A emergência chamada Amazônia
Uma das pessoas que chegou até Marcos foi o italiano Raffaele Luise, decano dos vaticanistas da RAI desde 1987, por intermediação do Cimi, o Conselho Indigenista Missionário, organismo vinculado à CNBB que atua em defesa dos direitos dos povos indígenas no Brasil. O encontro dos dois foi parar no livro – em italiano – “Amazônia – viagem ao tempo do fim” que ganhou prefácio do Papa Francisco e conta sobre a emergência da região amazônica vivida em primeira pessoa durante dois meses em 2021: foram 35 mil quilômetros de percurso feito pelo jornalista num contexto de vasta devastação, ataques implacáveis à floresta, violência contra os nativos e o cancelamento de suas raízes ancestrais. Essa realidade seria apresentada por Marcos e Raffaele ao Papa Francisco, conta o brasileiro:
“É muito importante também para nós. Como eu sou pastor, é importante também se unir com o Papa.

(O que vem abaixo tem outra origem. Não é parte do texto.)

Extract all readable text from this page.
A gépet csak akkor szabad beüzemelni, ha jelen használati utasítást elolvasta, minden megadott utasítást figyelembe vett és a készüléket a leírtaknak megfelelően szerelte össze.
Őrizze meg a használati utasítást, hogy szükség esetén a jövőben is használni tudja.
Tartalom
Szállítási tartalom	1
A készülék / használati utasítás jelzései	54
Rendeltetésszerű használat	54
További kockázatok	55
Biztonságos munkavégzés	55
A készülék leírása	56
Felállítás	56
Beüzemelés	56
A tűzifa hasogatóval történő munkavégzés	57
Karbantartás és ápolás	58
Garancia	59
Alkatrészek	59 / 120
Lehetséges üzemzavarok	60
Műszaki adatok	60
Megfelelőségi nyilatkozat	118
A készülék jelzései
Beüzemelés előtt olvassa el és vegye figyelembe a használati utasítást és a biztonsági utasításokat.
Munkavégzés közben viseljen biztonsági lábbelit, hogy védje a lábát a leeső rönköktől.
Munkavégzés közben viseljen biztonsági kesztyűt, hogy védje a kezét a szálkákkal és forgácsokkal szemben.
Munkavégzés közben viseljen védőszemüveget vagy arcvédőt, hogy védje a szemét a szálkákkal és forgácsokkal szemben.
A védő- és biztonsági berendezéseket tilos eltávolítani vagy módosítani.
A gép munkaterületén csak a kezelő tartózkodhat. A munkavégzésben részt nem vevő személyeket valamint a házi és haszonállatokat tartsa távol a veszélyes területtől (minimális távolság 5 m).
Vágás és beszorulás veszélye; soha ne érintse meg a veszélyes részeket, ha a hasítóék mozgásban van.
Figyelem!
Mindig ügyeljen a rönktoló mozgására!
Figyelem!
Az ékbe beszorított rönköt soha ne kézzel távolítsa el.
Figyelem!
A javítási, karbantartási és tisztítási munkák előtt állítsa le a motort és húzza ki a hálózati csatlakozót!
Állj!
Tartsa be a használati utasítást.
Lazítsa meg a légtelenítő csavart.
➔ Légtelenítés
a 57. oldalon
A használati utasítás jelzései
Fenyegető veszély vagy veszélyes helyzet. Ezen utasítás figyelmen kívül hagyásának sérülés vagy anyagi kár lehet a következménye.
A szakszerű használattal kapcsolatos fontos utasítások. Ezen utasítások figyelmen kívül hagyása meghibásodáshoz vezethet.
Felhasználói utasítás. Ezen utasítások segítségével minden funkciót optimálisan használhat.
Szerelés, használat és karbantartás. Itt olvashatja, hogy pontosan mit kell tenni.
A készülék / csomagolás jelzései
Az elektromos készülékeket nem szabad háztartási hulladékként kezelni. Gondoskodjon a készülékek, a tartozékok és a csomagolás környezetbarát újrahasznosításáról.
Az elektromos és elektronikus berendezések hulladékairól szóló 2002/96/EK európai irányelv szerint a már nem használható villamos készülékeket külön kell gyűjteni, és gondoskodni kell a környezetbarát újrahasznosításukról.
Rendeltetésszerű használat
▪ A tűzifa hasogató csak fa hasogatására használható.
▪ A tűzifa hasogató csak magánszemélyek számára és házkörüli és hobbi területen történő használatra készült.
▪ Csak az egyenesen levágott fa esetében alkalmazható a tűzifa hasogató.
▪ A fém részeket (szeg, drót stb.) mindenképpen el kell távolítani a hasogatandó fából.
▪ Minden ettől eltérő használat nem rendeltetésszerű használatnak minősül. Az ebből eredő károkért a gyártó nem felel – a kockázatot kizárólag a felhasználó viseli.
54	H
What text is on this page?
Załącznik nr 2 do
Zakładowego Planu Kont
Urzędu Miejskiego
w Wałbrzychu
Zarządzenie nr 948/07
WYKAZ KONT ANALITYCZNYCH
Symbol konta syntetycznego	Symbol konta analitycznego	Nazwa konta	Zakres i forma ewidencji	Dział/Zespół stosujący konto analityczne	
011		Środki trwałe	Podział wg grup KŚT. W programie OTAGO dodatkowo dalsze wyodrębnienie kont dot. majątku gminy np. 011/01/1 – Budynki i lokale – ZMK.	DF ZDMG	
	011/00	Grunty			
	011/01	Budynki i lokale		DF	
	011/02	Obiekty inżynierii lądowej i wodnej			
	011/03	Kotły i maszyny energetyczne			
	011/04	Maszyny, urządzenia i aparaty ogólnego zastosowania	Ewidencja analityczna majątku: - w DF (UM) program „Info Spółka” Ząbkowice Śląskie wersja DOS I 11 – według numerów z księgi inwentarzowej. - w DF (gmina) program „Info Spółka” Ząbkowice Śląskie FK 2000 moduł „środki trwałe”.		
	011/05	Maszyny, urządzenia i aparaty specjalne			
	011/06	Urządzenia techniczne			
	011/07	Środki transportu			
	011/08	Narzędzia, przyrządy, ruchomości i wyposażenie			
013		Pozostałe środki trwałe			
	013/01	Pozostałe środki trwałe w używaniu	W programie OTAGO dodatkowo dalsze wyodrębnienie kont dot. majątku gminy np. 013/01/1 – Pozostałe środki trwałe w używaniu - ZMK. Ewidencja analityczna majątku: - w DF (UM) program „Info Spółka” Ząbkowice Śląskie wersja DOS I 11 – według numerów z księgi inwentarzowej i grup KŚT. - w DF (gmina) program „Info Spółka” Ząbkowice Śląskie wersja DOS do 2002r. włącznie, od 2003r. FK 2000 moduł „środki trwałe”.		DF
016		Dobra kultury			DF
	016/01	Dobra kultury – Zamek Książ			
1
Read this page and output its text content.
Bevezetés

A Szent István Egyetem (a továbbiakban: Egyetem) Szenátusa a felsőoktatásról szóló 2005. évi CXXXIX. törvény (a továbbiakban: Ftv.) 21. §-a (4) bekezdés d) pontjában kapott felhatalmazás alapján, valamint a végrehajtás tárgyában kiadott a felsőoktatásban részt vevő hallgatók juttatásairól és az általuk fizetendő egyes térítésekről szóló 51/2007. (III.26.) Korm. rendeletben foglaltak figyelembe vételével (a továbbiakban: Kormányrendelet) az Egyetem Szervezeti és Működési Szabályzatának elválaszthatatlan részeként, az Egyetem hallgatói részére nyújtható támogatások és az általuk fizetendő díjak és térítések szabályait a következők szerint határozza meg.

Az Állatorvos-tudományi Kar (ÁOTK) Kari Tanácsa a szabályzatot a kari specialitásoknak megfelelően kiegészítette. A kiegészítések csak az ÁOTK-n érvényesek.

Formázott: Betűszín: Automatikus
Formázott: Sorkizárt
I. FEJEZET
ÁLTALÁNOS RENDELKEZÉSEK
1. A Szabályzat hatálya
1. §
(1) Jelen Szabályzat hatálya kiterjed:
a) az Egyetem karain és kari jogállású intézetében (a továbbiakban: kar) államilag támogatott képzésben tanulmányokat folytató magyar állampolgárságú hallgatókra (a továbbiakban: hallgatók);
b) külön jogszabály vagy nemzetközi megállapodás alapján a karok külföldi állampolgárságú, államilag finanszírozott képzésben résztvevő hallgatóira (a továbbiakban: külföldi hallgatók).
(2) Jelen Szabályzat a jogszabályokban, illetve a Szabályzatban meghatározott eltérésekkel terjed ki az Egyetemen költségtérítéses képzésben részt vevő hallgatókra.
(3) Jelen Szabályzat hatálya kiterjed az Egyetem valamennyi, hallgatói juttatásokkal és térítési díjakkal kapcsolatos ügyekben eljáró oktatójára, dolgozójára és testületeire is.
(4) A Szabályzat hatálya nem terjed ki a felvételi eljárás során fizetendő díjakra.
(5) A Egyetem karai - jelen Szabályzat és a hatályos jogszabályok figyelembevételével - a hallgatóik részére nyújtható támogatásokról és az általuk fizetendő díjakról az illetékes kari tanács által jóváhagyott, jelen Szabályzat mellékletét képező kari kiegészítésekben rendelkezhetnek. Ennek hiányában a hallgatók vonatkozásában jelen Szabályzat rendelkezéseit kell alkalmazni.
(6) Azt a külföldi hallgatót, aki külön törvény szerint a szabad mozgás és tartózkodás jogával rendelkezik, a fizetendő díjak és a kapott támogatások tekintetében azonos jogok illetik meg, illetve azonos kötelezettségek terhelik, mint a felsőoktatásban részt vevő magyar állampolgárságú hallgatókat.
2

Essa união é muito importante para nós. Nós não temos preconceito com a religião que entenda os povos indígenas e a sua forma: o importante é não perder o nosso costume, a nossa língua, a nossa pintura, o nosso colar. Isso que é importante, é o que o princípio bíblico fala. Então a gente entende que o Papa também tem uma preocupação por nós.”
“Eu, como evangélico, não posso impor. Cada um segue a sua fé, por exemplo, o padre, o pajé, o curandeiro. Então não precisa impor. O princípio bíblico fala que é importante respeitar os dois trabalhos. Essa é a união. Porque tudo que Deus criou a gente cuida e preserva. Isso a gente está discutindo com vários pastores, que não pode mais ter essa proibição da própria cultura, da roupa, por exemplo. A gente anda com a nossa forma. Nós somente queremos adorar a Deus na nossa forma, cultura e pintura, na forma que a gente vive a espiritualidade na floresta.”
A vida cristã a partir da comunidade Mayuruna
Marcos, ao falar da programação no norte da Itália pelos próximos dias, conta que irá mostrar a cultura da sua etnia, através de canções tradicionais, por exemplo, demonstrando a importância da preservação do território indígena e também da liberdade religiosa:
“A canção que cantei diz que Deus criou todas as coisas, todos nós, o céu e a terra, o rio, o lago que nos alimenta, a natureza. Então os homens não podem destruir a natureza, não. Tem que saber usar e preservar; e também os evangélicos têm que respeitar a nossa cultura e entender e não proibir. Que todo mundo seja unido, como falaram os nossos pais.”
“Ninguém constrói maloca sozinho, tem que se juntar. Assim é a vida cristã: unir, respeitar um ao outro e amar o nosso próximo; e não impor. Impor é triste: se eu vestir um paletó eu não vou me sentir bem, mas usando o meu colar eu sou muito forte, sendo Igreja evangélica ou não.”